The crisis was the hour of the executive: the state ordered, the state distributed billions. Rulers and their institutions experienced a miraculous rebirth in some places. Chancellor Angela Merkel saw the CDU / CSU’s polls rise from 26 percent in February to 35 percent of the vote and more.
It is true that criticism of state intervention and the government by ordinance grew. Only populist parties barely benefited from the polls. Their problems of migration, Islamism and skepticism towards the state were in the shadows. The little people keeper approach versus the corrupt power elite did little with a virus that can affect everyone.
Through the crisis on the rolling course
Where populists were in power, they often went through the pandemic in a continuous course. Not only did Trump deliver a mixed record with high death rates and confused politics, his British ally Johnson also seemed like a determined man. “The reaction of populists in India, England, the United States, Poland and Hungary was not particularly convincing,” says Trebesch, an expert at IfW.
Trump did surprisingly well in the election, but it wasn’t enough. Therefore, your European colleagues will lack an important ally in the future. This hits Johnson especially hard. The current US president has always celebrated Brexit and lured it with a “great trade deal” between the United States and Britain, better than any deal with the EU. EU Democrat friend Joe Biden is far more skeptical of Johnson’s policies.
With Trump, the European right has lost a symbolic figure
Trump’s defeat will also shake up the debate in the media, hopes Dutch populism expert Cas Mudde, who teaches in the US “Everyone will write about” the end of populism, “which will likely get the topics off the news and right-wing parties. “
Therefore, the European right has lost a symbolic figure, a political ally in the White House, their issues are overlapping and they may lose the authority to interpret. And yet experts hope that Salvini, Le Pen and Co. will still be awaited. Why?
For one thing, his original themes have not disappeared. Le Pen, for example, refers again to radical Islamism and immigration after the attacks in France in recent weeks. He has a more reserved tone than before, which seems to be useful to him. Polls see the right-wing populist face to face with President Emmanuel Macron in the first round of the 2022 presidential elections. By the way, Salvini’s Lega remains the strongest party in Italy’s polls, at 23 to one. 25 percent.

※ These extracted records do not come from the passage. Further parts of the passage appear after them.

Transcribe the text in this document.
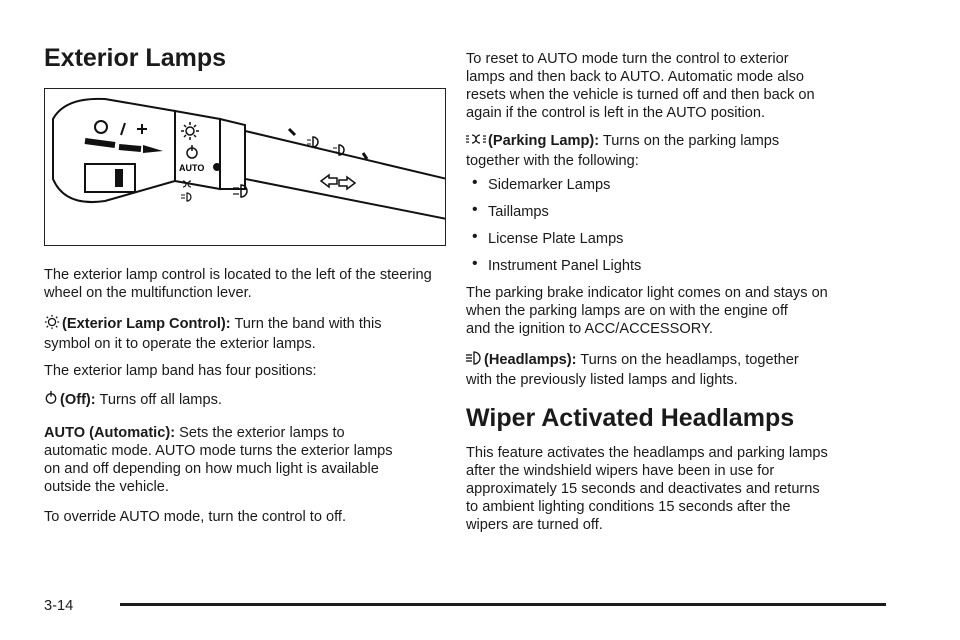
Exterior Lamps
AUTO

The exterior lamp control is located to the left of the steering wheel on the multifunction lever.

(Exterior Lamp Control): Turn the band with this
symbol on it to operate the exterior lamps.

The exterior lamp band has four positions:

(Off): Turns off all lamps.

AUTO (Automatic): Sets the exterior lamps to
automatic mode. AUTO mode turns the exterior lamps
on and off depending on how much light is available
outside the vehicle.

To override AUTO mode, turn the control to off.

To reset to AUTO mode turn the control to exterior
lamps and then back to AUTO. Automatic mode also
resets when the vehicle is turned off and then back on
again if the control is left in the AUTO position.

(Parking Lamp): Turns on the parking lamps
together with the following:

• Sidemarker Lamps
• Taillamps
• License Plate Lamps
• Instrument Panel Lights

The parking brake indicator light comes on and stays on
when the parking lamps are on with the engine off
and the ignition to ACC/ACCESSORY.

(Headlamps): Turns on the headlamps, together
with the previously listed lamps and lights.

Wiper Activated Headlamps

This feature activates the headlamps and parking lamps
after the windshield wipers have been in use for
approximately 15 seconds and deactivates and returns
to ambient lighting conditions 15 seconds after the
wipers are turned off.

3-14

Orbán is already firmly in the saddle in Hungary.
“The virus is like a volcano”
On the other hand, the economic crisis in the crown could reignite the ire of the traditional parties. “The virus is like a volcano,” warns sociologist Matthijs Rooduijn of the University of Amsterdam in The Guardian. “It hit populism hard, but it will leave fertile ground for the future.”
Trebesch, a researcher from Kiel, agrees. Should the pandemic turn into a social and economic crisis, “the populists could get a boost again”: then the story of the people against the elite would rekindle the reproach that the establishment had failed. “Populism needs a breeding ground. And that is still there,” says Trebesch. Populists offer a friend-foe scheme, a sense of belonging, emotions, not just political content.
In terms of economic policy, the 50 populist presidents and prime ministers examined in his study have surprisingly failed since 1900: After 15 years, per capita economic power was more than 10 percent lower than in comparable scenarios.
And yet, countries that once brought populist politicians to power have been shown to do so again. See, for example, Italy, where, after Silvio Berlusconi, Salvini also grew up. Trebesch sees this “serial nature of populism” as the most surprising result of the study. “In general, the populists are survivors.”